What this means is that despite PATH's claims in their abandonment filing that all expenses were prudently incurred, and although PATH enjoys a presumption of prudence, contentions and evidence submitted by intervenors in the case raised enough doubt to set the matter for a trial-type evidentiary hearing by a FERC Administrative Law Judge.
FERC found that PATH had not demonstrated the prudence of costs it incurred while trying to site and permit its project. Every issue raised by intervenors was set for settlement and hearing. Intervenors raised doubt in every category of cost, therefore, the entire cost will be examined.
The only point PATH won was the finding that abandonment of the project was beyond the company's control (blamed on PJM). Therefore, PATH can collect abandonment costs that are prudent. The prudence of PATH's expenses will be examined to determine the amount they will be able to collect from ratepayers over the next 5 years.
The ordered hearing has been held in abeyance so parties can attempt a negotiated settlement before spending time and money on a hearing. Settlement conferences will be conducted at FERC, administered by an Administrative Law Judge, and are confidential, so don't expect to be reading any news about what's going on in settlement. Settlement could last a while.
In addition to the prudence of expenses, FERC also set the issue of PATH's disposal of land for settlement and hearing, where certain controls can be placed on how PATH disposes of land it currently owns.
FERC also found that PATH is no longer entitled to the 50 point adder for continued membership in PJM because the PATH Project will never be built and turned over to PJM, which was the intent of the incentive. The extra half percent interest that this incentive adds to a transmission project's ROE has now been attached to the specific project. If the project is not built and turned over to the RTO for control, then it cannot be continued. PATH was at a distinct disadvantage here because the company had only one project. When the one and only project died, there was nothing to turn over to PJM. This reduces PATH's ROE to 10.4% (from the previous 12.4%). The PATH project has now lost ALL their above-cost incentive ROE adders. No rewards for failure, PATH!
FERC was not convinced to consolidate the abandonment with the ongoing formal challenges settlement and hearing in its Order. Instead, the Commissioners punted that off to the Chief Administrative Law Judge to decide in the future.
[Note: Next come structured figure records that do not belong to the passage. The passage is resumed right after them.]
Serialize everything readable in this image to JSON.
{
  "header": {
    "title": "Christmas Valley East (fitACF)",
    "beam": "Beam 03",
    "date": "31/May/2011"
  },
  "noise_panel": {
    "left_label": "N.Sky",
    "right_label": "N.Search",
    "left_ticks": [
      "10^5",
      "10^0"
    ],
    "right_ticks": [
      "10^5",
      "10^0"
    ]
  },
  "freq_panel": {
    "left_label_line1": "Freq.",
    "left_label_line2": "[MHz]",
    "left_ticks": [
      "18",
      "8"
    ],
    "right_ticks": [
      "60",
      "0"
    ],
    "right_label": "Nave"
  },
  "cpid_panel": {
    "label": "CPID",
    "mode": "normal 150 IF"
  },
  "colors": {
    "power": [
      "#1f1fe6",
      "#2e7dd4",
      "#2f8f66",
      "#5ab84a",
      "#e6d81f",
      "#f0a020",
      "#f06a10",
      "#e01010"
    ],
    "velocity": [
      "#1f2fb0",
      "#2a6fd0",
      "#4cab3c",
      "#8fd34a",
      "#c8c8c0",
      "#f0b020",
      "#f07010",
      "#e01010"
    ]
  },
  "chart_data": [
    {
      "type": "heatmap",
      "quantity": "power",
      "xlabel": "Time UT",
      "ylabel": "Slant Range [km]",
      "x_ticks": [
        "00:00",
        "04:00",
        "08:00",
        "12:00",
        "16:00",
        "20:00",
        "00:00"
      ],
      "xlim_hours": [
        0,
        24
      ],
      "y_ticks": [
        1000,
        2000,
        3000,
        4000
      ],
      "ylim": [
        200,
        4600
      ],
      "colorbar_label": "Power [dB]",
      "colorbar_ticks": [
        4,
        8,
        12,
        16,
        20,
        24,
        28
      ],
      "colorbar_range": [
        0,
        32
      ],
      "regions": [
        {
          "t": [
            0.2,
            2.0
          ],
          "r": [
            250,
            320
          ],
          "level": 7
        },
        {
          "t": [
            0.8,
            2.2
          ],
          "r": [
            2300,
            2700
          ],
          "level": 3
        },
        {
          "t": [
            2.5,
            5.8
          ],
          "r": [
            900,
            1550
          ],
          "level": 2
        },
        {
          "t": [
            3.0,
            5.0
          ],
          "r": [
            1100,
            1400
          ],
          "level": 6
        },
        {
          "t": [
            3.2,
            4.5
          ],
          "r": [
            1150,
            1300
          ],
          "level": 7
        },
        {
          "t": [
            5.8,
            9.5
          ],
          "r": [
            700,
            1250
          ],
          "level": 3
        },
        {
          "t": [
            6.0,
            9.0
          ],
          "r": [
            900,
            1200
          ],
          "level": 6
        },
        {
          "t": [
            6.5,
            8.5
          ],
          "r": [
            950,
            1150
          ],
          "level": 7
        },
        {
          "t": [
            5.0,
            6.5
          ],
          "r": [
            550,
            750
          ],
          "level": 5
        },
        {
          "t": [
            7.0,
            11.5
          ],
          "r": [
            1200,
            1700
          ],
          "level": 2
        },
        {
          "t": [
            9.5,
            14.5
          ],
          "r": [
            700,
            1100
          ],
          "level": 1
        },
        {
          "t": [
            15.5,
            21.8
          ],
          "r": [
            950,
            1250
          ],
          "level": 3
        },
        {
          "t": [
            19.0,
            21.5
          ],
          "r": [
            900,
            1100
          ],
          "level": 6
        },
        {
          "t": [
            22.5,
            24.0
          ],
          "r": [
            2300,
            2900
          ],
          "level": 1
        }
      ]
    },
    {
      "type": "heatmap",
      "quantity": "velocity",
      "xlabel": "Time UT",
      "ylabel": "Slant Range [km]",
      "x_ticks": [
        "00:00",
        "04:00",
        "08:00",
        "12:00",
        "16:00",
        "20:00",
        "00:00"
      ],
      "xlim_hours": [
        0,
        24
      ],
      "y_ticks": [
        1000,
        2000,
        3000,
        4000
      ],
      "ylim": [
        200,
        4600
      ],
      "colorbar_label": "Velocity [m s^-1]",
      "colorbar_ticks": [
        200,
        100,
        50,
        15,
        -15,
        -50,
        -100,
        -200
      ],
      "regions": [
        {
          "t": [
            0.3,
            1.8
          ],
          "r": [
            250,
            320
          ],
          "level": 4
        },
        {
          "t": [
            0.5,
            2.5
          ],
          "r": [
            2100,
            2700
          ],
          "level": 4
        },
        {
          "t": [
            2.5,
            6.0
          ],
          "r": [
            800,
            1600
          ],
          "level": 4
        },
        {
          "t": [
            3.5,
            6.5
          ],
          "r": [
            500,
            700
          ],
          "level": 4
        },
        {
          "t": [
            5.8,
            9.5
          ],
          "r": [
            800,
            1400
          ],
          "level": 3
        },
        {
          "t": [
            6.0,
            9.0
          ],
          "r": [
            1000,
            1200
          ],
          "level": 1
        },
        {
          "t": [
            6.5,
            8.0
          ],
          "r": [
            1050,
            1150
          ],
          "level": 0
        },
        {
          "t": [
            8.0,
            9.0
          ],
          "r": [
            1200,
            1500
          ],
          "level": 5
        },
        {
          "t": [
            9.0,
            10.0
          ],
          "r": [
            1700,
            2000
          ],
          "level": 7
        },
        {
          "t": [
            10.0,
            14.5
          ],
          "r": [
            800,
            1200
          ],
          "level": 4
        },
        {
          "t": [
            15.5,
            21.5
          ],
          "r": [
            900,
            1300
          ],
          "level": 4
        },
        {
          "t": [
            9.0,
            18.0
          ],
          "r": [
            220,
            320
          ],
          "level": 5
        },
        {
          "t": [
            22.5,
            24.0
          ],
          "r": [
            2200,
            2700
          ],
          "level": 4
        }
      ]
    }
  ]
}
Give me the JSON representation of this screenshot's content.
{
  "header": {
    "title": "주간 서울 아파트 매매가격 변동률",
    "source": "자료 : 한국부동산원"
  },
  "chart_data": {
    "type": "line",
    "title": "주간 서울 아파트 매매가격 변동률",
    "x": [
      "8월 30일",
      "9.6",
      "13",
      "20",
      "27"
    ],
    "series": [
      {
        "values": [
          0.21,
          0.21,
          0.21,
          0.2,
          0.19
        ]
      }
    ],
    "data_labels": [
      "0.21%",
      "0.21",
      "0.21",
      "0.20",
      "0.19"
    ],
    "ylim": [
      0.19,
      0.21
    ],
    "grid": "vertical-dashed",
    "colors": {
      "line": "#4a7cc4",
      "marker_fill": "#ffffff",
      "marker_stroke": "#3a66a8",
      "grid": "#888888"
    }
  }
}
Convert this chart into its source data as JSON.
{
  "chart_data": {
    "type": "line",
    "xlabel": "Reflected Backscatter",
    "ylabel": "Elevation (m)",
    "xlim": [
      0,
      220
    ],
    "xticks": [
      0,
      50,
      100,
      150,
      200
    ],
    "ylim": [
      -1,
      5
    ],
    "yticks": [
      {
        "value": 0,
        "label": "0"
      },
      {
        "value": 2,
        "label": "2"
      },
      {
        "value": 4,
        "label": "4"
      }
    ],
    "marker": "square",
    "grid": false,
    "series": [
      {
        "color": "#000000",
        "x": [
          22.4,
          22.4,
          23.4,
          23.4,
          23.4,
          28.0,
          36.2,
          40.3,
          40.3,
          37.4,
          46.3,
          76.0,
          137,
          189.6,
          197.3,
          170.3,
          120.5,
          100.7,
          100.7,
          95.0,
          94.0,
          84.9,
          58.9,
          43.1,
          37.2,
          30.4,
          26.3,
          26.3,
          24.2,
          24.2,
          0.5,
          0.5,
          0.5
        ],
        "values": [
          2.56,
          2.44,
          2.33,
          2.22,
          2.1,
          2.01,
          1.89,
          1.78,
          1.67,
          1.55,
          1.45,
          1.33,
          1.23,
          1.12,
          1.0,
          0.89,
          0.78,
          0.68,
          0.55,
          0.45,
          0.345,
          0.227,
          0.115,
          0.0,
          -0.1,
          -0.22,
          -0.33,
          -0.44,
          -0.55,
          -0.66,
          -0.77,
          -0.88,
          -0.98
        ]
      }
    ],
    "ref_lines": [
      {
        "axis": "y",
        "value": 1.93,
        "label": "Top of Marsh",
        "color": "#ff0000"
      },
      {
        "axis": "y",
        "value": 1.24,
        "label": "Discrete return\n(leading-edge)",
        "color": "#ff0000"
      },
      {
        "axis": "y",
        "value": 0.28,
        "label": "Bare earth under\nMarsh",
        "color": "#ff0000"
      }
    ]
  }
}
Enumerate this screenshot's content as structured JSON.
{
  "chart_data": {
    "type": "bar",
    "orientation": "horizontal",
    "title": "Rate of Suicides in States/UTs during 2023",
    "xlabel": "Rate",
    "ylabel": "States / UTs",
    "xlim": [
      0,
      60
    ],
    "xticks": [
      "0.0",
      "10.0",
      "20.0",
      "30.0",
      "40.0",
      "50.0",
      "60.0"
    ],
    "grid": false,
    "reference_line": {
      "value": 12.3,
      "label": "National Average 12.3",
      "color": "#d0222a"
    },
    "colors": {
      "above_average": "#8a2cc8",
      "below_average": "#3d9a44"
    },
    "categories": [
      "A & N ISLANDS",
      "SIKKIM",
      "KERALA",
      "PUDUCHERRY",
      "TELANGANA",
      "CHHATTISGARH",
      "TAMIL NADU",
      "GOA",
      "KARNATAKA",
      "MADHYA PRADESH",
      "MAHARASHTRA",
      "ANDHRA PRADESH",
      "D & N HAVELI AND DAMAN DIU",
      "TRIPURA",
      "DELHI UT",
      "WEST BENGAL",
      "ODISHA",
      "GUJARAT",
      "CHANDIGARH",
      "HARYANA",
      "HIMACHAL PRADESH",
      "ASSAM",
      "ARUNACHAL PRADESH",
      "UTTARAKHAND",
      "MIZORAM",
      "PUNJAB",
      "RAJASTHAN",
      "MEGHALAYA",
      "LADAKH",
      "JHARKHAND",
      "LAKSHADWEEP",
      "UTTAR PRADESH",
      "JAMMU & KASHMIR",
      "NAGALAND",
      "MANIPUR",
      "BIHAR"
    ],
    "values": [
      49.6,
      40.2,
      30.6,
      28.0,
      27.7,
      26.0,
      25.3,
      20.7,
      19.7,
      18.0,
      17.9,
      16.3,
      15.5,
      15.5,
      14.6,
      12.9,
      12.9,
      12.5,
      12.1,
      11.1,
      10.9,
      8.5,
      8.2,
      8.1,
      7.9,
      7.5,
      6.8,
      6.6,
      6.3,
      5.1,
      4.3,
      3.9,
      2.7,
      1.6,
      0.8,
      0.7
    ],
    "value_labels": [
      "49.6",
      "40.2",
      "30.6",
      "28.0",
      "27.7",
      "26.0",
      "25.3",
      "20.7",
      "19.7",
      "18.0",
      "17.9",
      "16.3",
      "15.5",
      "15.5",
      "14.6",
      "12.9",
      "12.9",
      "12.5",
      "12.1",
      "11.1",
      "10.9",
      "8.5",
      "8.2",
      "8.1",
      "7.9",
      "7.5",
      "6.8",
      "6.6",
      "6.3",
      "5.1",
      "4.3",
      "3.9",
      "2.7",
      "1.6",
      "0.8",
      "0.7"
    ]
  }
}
In addition, FERC determined that PATH had made errors in its proposed changes to the formula rate and erred in transferring abandoned plant to create a regulatory asset. FERC ordered PATH to correct its accounting mistakes, submit additional detail of project costs for which PATH had requested a waiver, and resubmit its proposed rate within 30 days. Merry Christmas, PATH! :-)
PATH has been reduced to nothing but a contentious battle about money. But isn't that what it's always been about?